I instigated a campaign to pressure NR to print an apology. Novak's many friends chimed in and the editors agreed. I wasn't asking for any rending of garments. What I had in mind was a brief, boxed editorial saying, basically, "We made a mistake and we regret it." I should have known something was afoot when the process dragged on for some weeks. What finally appeared was a lengthy "collection" of responses to the Novak piece – some pieces blandly complimentary to Novak, others sharply critical. The latter pieces for the most part skipped over the work product and dwelled speculatively on dark motivation. (Frum was allowed to review his own performance and found it flawless.) The impression created by the "collection" was that Novak was a controversial and deeply divisive figure within the conservative community. The reality was that he was, after only WFB himself, the most admired and influential conservative journalist in the country.
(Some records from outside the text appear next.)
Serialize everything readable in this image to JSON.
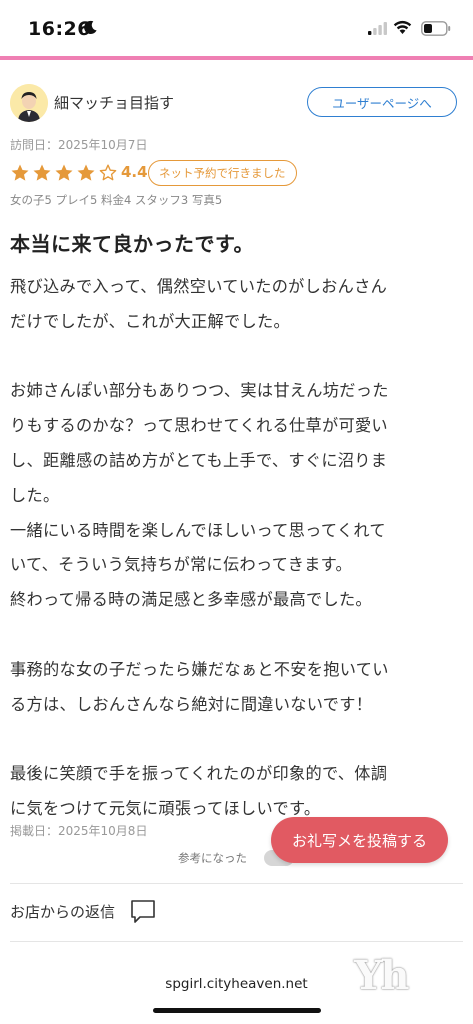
{
  "status_bar": {
    "time": "16:26",
    "icons": [
      "moon-icon",
      "signal-icon",
      "wifi-icon",
      "battery-icon"
    ]
  },
  "accent_colors": {
    "top_line": "#ef7fb3",
    "link_blue": "#2f7fd1",
    "star_orange": "#e5993a",
    "cta_red": "#e15a62"
  },
  "review": {
    "username": "細マッチョ目指す",
    "user_page_button": "ユーザーページへ",
    "visit_date": "訪問日：2025年10月7日",
    "rating": {
      "value": "4.4",
      "stars_filled": 4,
      "stars_total": 5
    },
    "badge": "ネット予約で行きました",
    "sub_ratings": "女の子5 プレイ5 料金4 スタッフ3 写真5",
    "title": "本当に来て良かったです。",
    "body_lines": [
      "飛び込みで入って、偶然空いていたのがしおんさん",
      "だけでしたが、これが大正解でした。",
      "",
      "お姉さんぽい部分もありつつ、実は甘えん坊だった",
      "りもするのかな？って思わせてくれる仕草が可愛い",
      "し、距離感の詰め方がとても上手で、すぐに沼りま",
      "した。",
      "一緒にいる時間を楽しんでほしいって思ってくれて",
      "いて、そういう気持ちが常に伝わってきます。",
      "終わって帰る時の満足感と多幸感が最高でした。",
      "",
      "事務的な女の子だったら嫌だなぁと不安を抱いてい",
      "る方は、しおんさんなら絶対に間違いないです！",
      "",
      "最後に笑顔で手を振ってくれたのが印象的で、体調",
      "に気をつけて元気に頑張ってほしいです。"
    ],
    "posted_date": "掲載日：2025年10月8日",
    "helpful_label": "参考になった",
    "shop_reply_label": "お店からの返信"
  },
  "floating_button": {
    "label": "お礼写メを投稿する"
  },
  "browser": {
    "url": "spgirl.cityheaven.net"
  },
  "watermark": "Yh"
}
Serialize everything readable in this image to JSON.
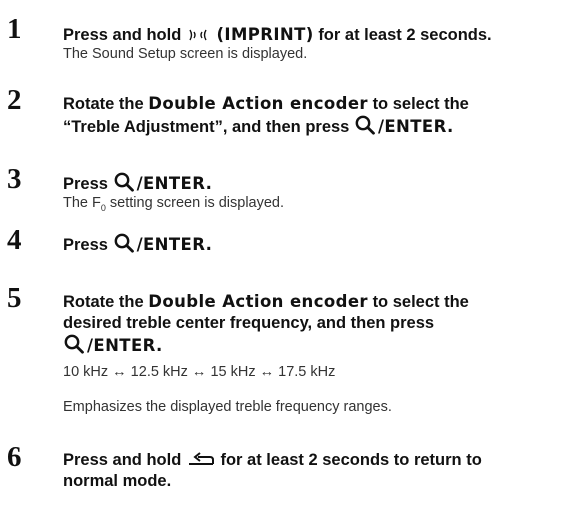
{
  "steps": [
    {
      "number": "1",
      "text_press_hold": "Press and hold",
      "imprint_label": "(IMPRINT)",
      "text_duration": "for at least 2 seconds.",
      "note": "The Sound Setup screen is displayed."
    },
    {
      "number": "2",
      "text_rotate": "Rotate the",
      "encoder_name": "Double Action encoder",
      "text_select": "to select the",
      "target": "“Treble Adjustment”, and then press",
      "enter_label": "/ENTER."
    },
    {
      "number": "3",
      "text_press": "Press",
      "enter_label": "/ENTER.",
      "note_prefix": "The F",
      "note_subscript": "0",
      "note_suffix": " setting screen is displayed."
    },
    {
      "number": "4",
      "text_press": "Press",
      "enter_label": "/ENTER."
    },
    {
      "number": "5",
      "text_rotate": "Rotate the",
      "encoder_name": "Double Action encoder",
      "text_select": "to select the",
      "line2": "desired treble center frequency, and then press",
      "enter_label": "/ENTER.",
      "frequency_cycle": "10 kHz ↔ 12.5 kHz ↔ 15 kHz ↔ 17.5 kHz",
      "note": "Emphasizes the displayed treble frequency ranges."
    },
    {
      "number": "6",
      "text_press_hold": "Press and hold",
      "text_rest": "for at least 2 seconds to return to",
      "line2": "normal mode."
    }
  ],
  "icons": {
    "imprint": "imprint-sound-icon",
    "search": "magnifier-icon",
    "back": "return-arrow-icon"
  }
}
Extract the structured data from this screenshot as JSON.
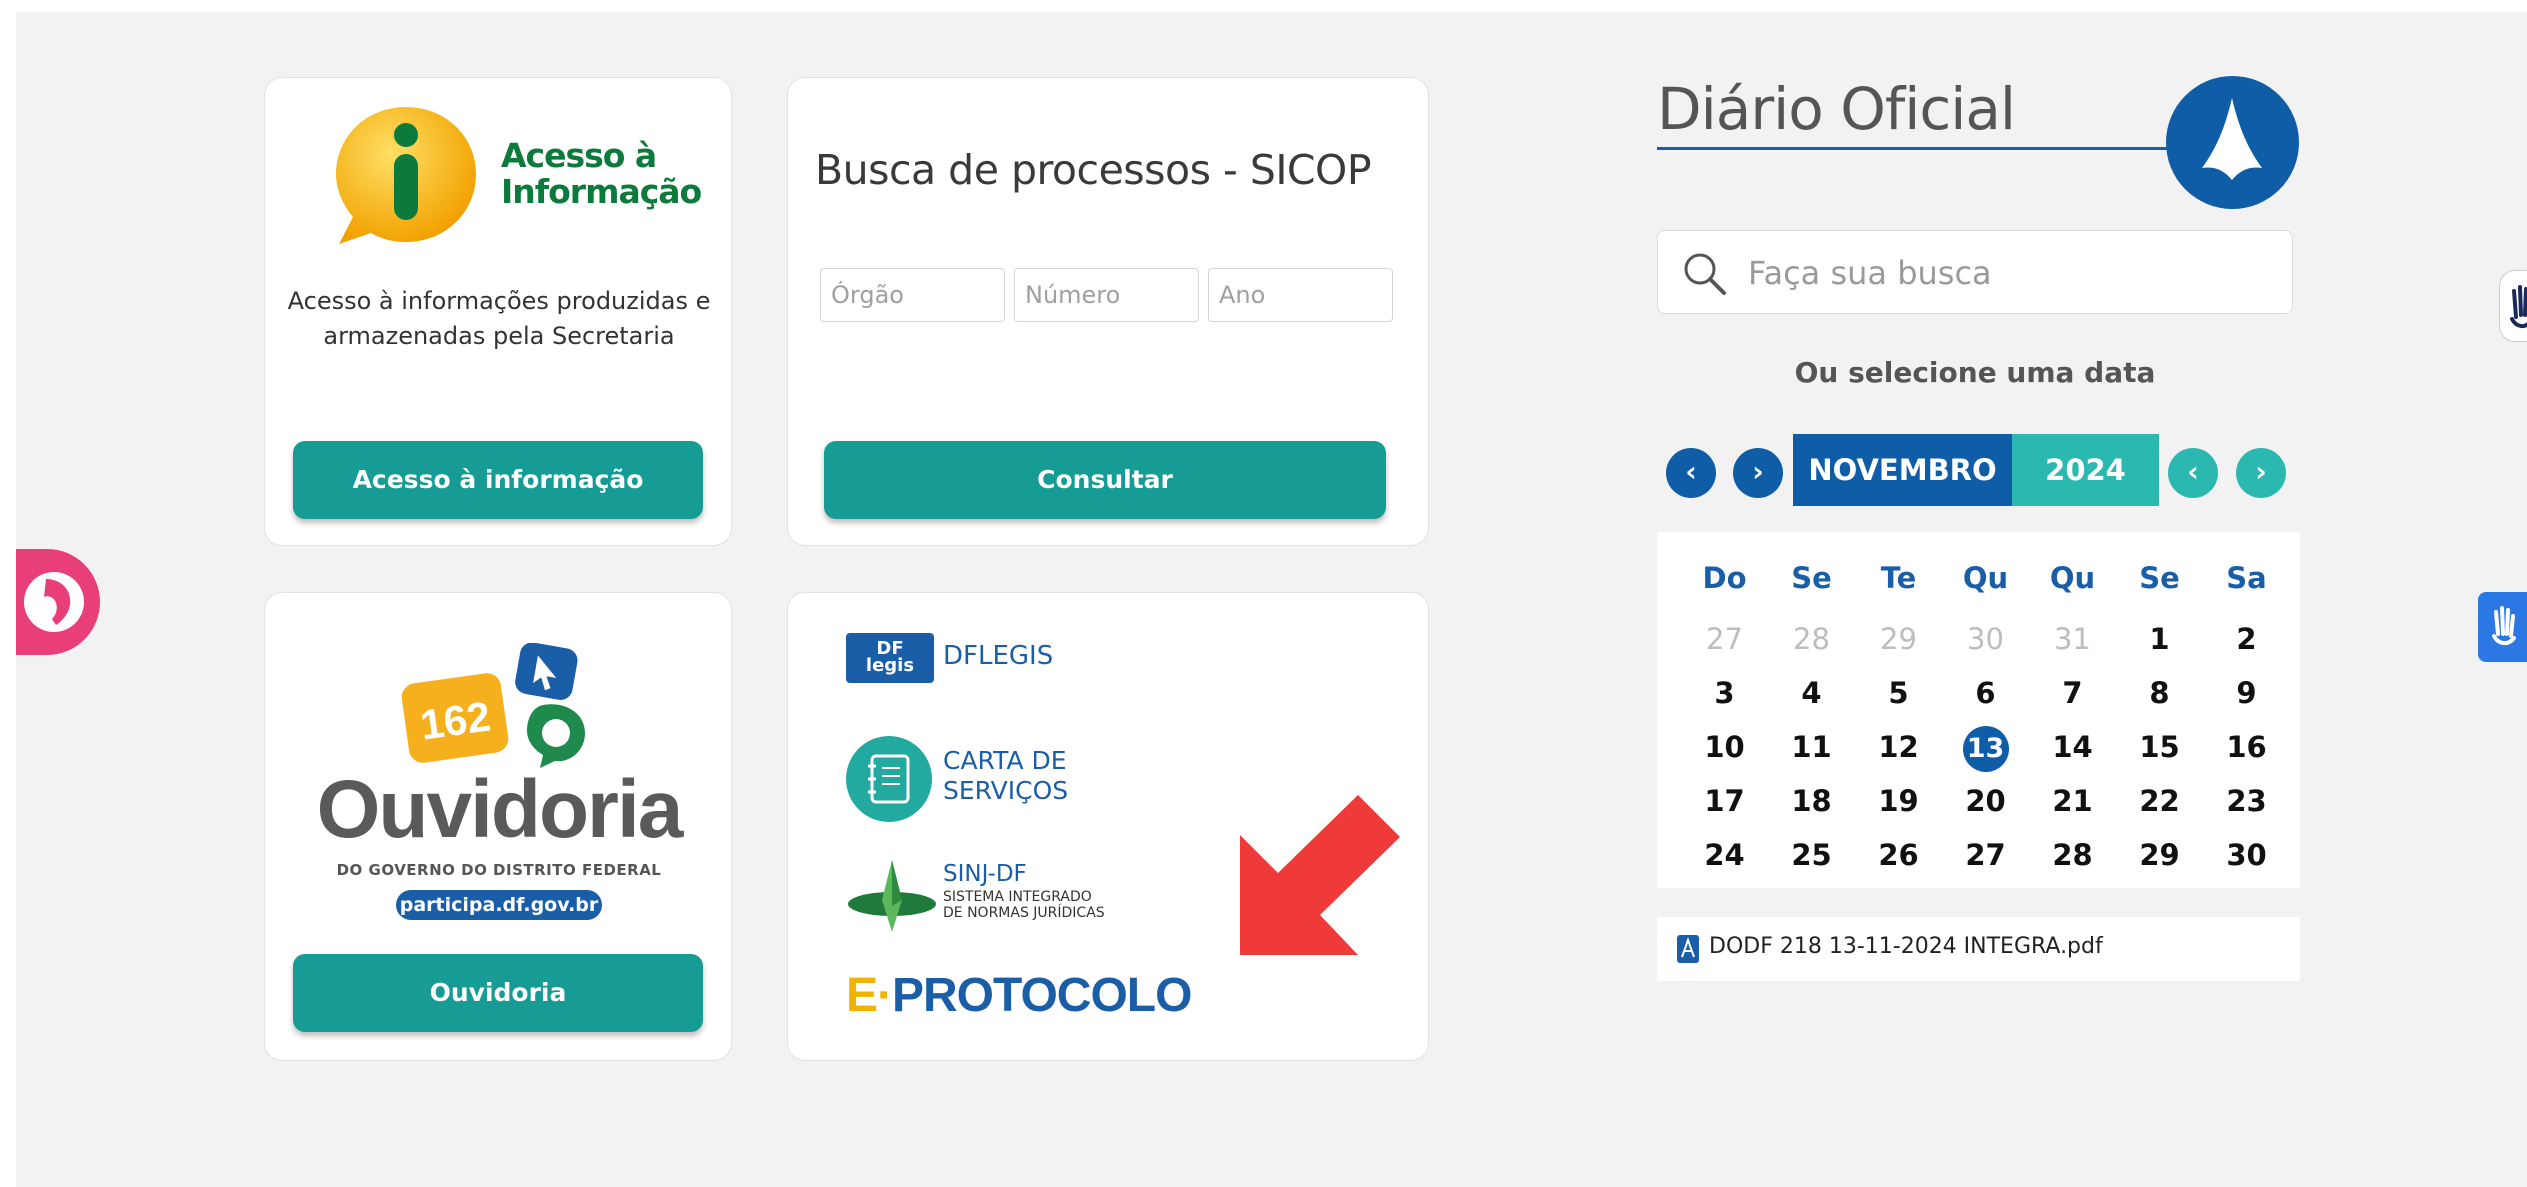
{
  "access_card": {
    "logo_text_line1": "Acesso à",
    "logo_text_line2": "Informação",
    "description_line1": "Acesso à informações produzidas e",
    "description_line2": "armazenadas pela Secretaria",
    "button_label": "Acesso à informação"
  },
  "sicop_card": {
    "title": "Busca de processos - SICOP",
    "orgao_placeholder": "Órgão",
    "numero_placeholder": "Número",
    "ano_placeholder": "Ano",
    "button_label": "Consultar"
  },
  "ouvidoria_card": {
    "badge_number": "162",
    "wordmark": "Ouvidoria",
    "subtitle": "DO GOVERNO DO DISTRITO FEDERAL",
    "site_pill": "participa.df.gov.br",
    "button_label": "Ouvidoria"
  },
  "links_card": {
    "dflegis_badge_line1": "DF",
    "dflegis_badge_line2": "legis",
    "dflegis_label": "DFLEGIS",
    "carta_line1": "CARTA DE",
    "carta_line2": "SERVIÇOS",
    "sinj_title": "SINJ-DF",
    "sinj_sub_line1": "SISTEMA INTEGRADO",
    "sinj_sub_line2": "DE NORMAS JURÍDICAS",
    "eprotocolo_e": "E·",
    "eprotocolo_label": "PROTOCOLO"
  },
  "diario": {
    "title": "Diário Oficial",
    "search_placeholder": "Faça sua busca",
    "select_date_label": "Ou selecione uma data",
    "month": "NOVEMBRO",
    "year": "2024",
    "prev_month_glyph": "‹",
    "next_month_glyph": "›",
    "prev_year_glyph": "‹",
    "next_year_glyph": "›",
    "weekdays": [
      "Do",
      "Se",
      "Te",
      "Qu",
      "Qu",
      "Se",
      "Sa"
    ],
    "days": [
      {
        "d": "27",
        "muted": true
      },
      {
        "d": "28",
        "muted": true
      },
      {
        "d": "29",
        "muted": true
      },
      {
        "d": "30",
        "muted": true
      },
      {
        "d": "31",
        "muted": true
      },
      {
        "d": "1"
      },
      {
        "d": "2"
      },
      {
        "d": "3"
      },
      {
        "d": "4"
      },
      {
        "d": "5"
      },
      {
        "d": "6"
      },
      {
        "d": "7"
      },
      {
        "d": "8"
      },
      {
        "d": "9"
      },
      {
        "d": "10"
      },
      {
        "d": "11"
      },
      {
        "d": "12"
      },
      {
        "d": "13",
        "today": true
      },
      {
        "d": "14"
      },
      {
        "d": "15"
      },
      {
        "d": "16"
      },
      {
        "d": "17"
      },
      {
        "d": "18"
      },
      {
        "d": "19"
      },
      {
        "d": "20"
      },
      {
        "d": "21"
      },
      {
        "d": "22"
      },
      {
        "d": "23"
      },
      {
        "d": "24"
      },
      {
        "d": "25"
      },
      {
        "d": "26"
      },
      {
        "d": "27"
      },
      {
        "d": "28"
      },
      {
        "d": "29"
      },
      {
        "d": "30"
      }
    ],
    "pdf_file": "DODF 218 13-11-2024 INTEGRA.pdf"
  },
  "colors": {
    "teal": "#169c94",
    "blue": "#0e5da6",
    "light_teal": "#2ab8b0",
    "pink": "#e83e79",
    "red_arrow": "#f03a3a"
  },
  "icons": {
    "left_widget": "accessibility-face-icon",
    "right_top_widget": "sign-language-hand-icon",
    "right_blue_widget": "vlibras-hands-icon",
    "search": "search-icon",
    "pdf": "pdf-icon",
    "arrow": "red-arrow-icon"
  }
}
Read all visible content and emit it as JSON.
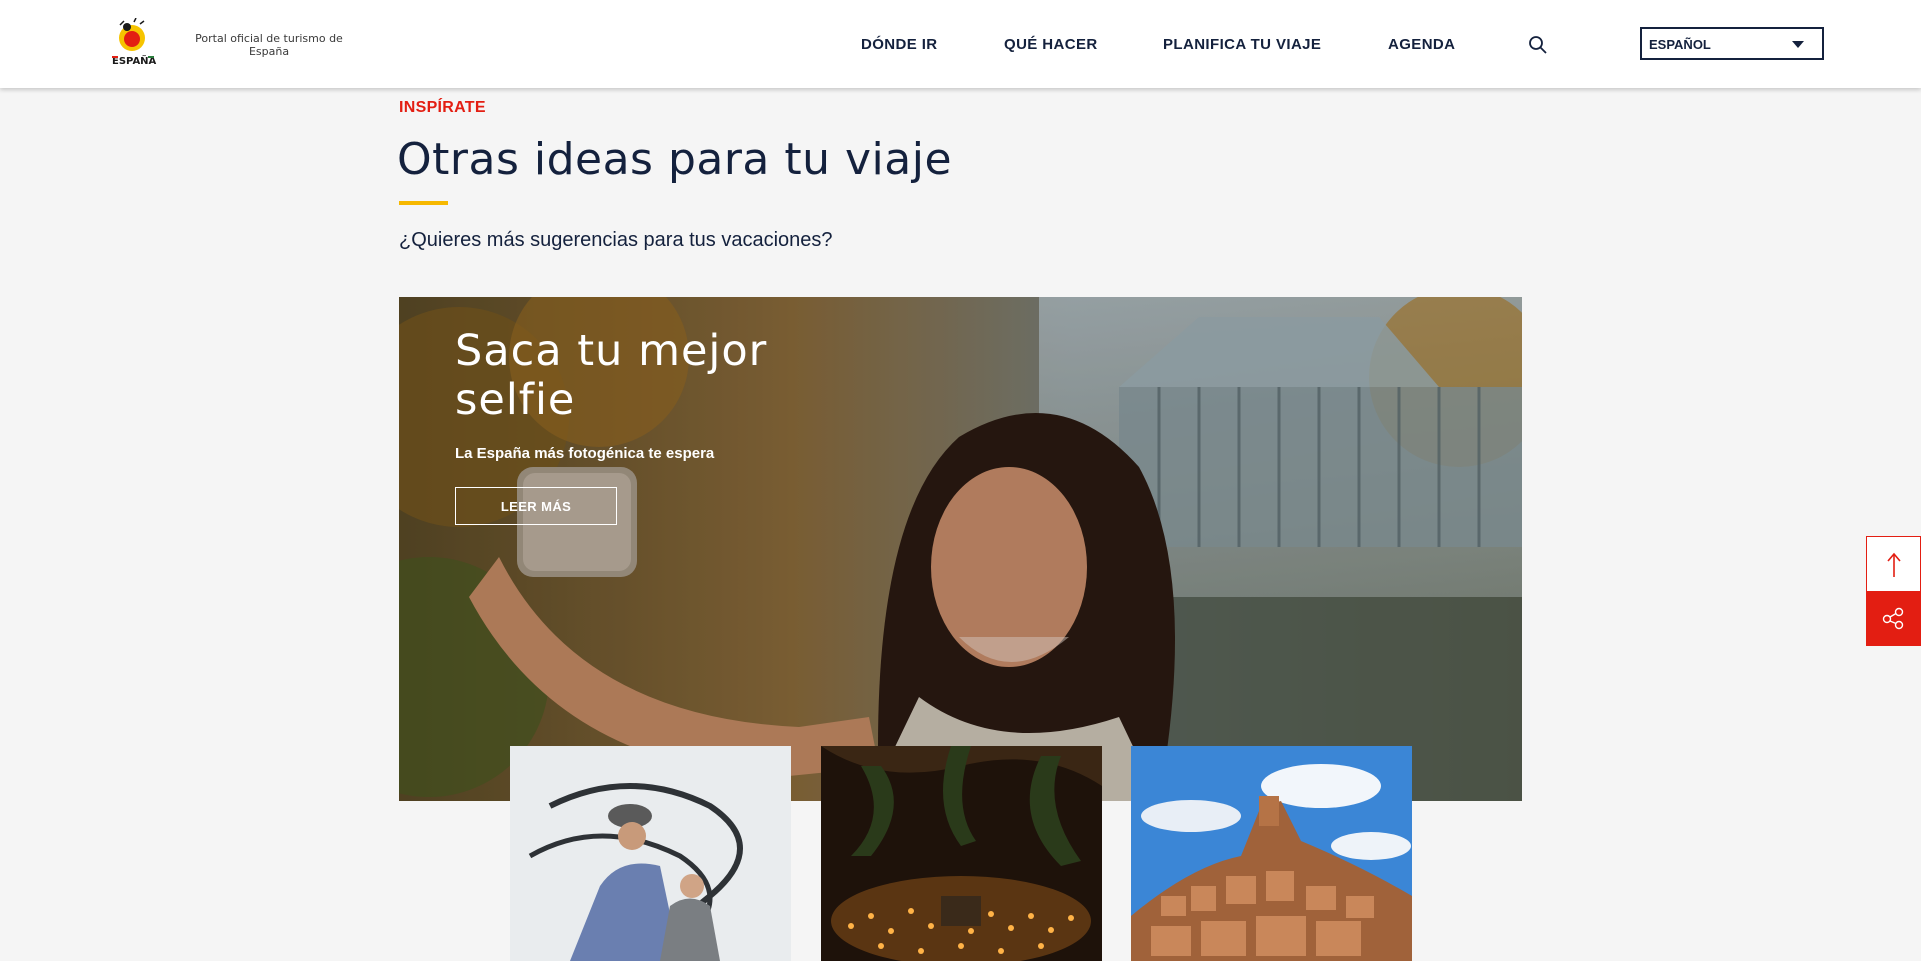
{
  "header": {
    "logo_icon": "espana-logo",
    "tagline": "Portal oficial de turismo de España",
    "nav": [
      "DÓNDE IR",
      "QUÉ HACER",
      "PLANIFICA TU VIAJE",
      "AGENDA"
    ],
    "search_icon": "search-icon",
    "language": "ESPAÑOL"
  },
  "section": {
    "eyebrow": "INSPÍRATE",
    "title": "Otras ideas para tu viaje",
    "subtitle": "¿Quieres más sugerencias para tus vacaciones?"
  },
  "hero": {
    "title": "Saca tu mejor selfie",
    "subtitle": "La España más fotogénica te espera",
    "button": "LEER MÁS"
  },
  "cards": [
    "museum-stairs-image",
    "candlelit-palm-garden-image",
    "hilltop-castle-village-image"
  ],
  "side_buttons": [
    "arrow-up-icon",
    "share-icon"
  ],
  "colors": {
    "accent_red": "#e31e12",
    "accent_yellow": "#f6b800",
    "navy": "#14213d"
  }
}
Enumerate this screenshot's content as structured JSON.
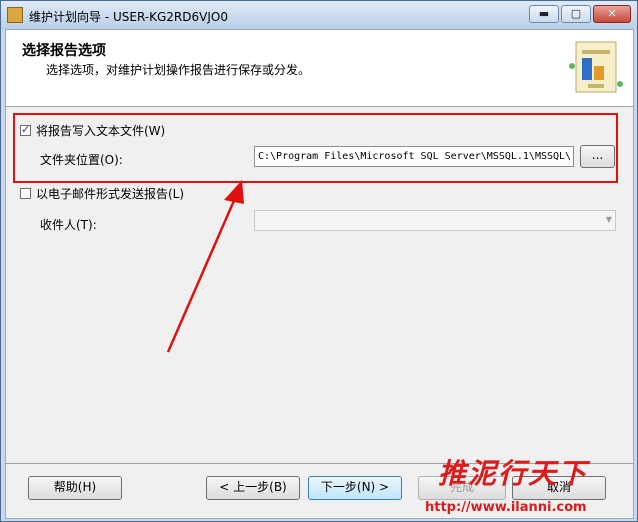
{
  "window": {
    "title": "维护计划向导 - USER-KG2RD6VJO0",
    "caption_buttons": {
      "minimize": "▬",
      "maximize": "▢",
      "close": "✕"
    }
  },
  "header": {
    "title": "选择报告选项",
    "subtitle": "选择选项，对维护计划操作报告进行保存或分发。"
  },
  "options": {
    "write_text_file": {
      "label": "将报告写入文本文件(W)",
      "checked": true
    },
    "folder_label": "文件夹位置(O):",
    "folder_path": "C:\\Program Files\\Microsoft SQL Server\\MSSQL.1\\MSSQL\\",
    "browse_label": "...",
    "email": {
      "label": "以电子邮件形式发送报告(L)",
      "checked": false
    },
    "recipient_label": "收件人(T):",
    "recipient_value": ""
  },
  "buttons": {
    "help": "帮助(H)",
    "back": "< 上一步(B)",
    "next": "下一步(N) >",
    "finish": "完成",
    "cancel": "取消"
  },
  "watermark": {
    "text": "推泥行天下",
    "url": "http://www.ilanni.com"
  },
  "colors": {
    "highlight": "#e01010",
    "watermark": "#e01a1a"
  }
}
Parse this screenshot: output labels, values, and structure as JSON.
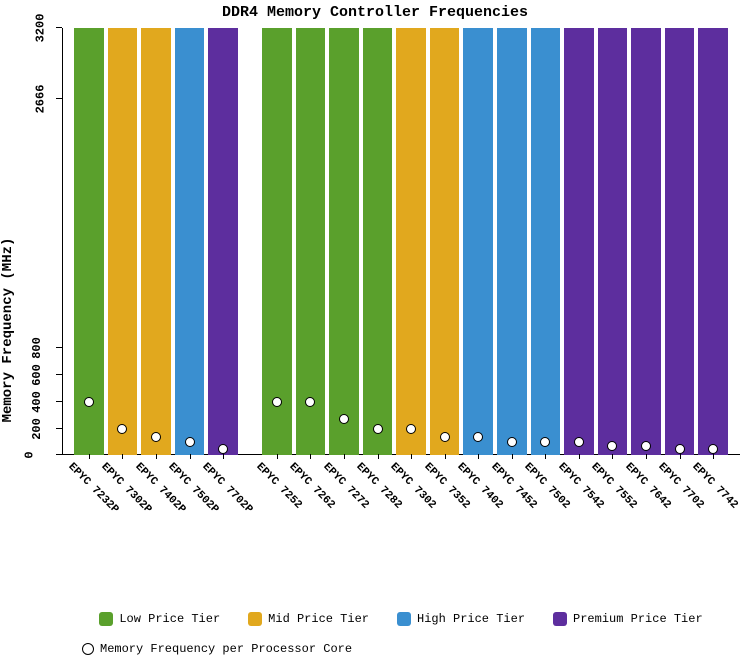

In my eyes, the original felony had been compounded by the "apology." (From time to time I have reminded NR editors that conservatism means that it's never too late to say you’re sorry.)

I continued to attend Board functions, holding a grin-and-bear-it pose as the editors reported, early on, how swimmingly the Iraq campaign was going and then, in a later analysis, how Rumsfeld's inept tactics were botching Wolfowitz's brilliant strategy. I hung in there because I had enjoyed a great run with the magazine. Hell, Bill and our little gang had repainted the map of the known world. I had deep reserves of affection for the magazine and for my band of brothers and I just didn't have it in me to tell Bill I was quitting. When in July of 2004 he announced to a hushed Board meeting that he was withdrawing as proprietor, my colleagues were stunned and disappointed. I have to say that I was relieved. It gave me a chance to go out the way I came in — with my man Bill.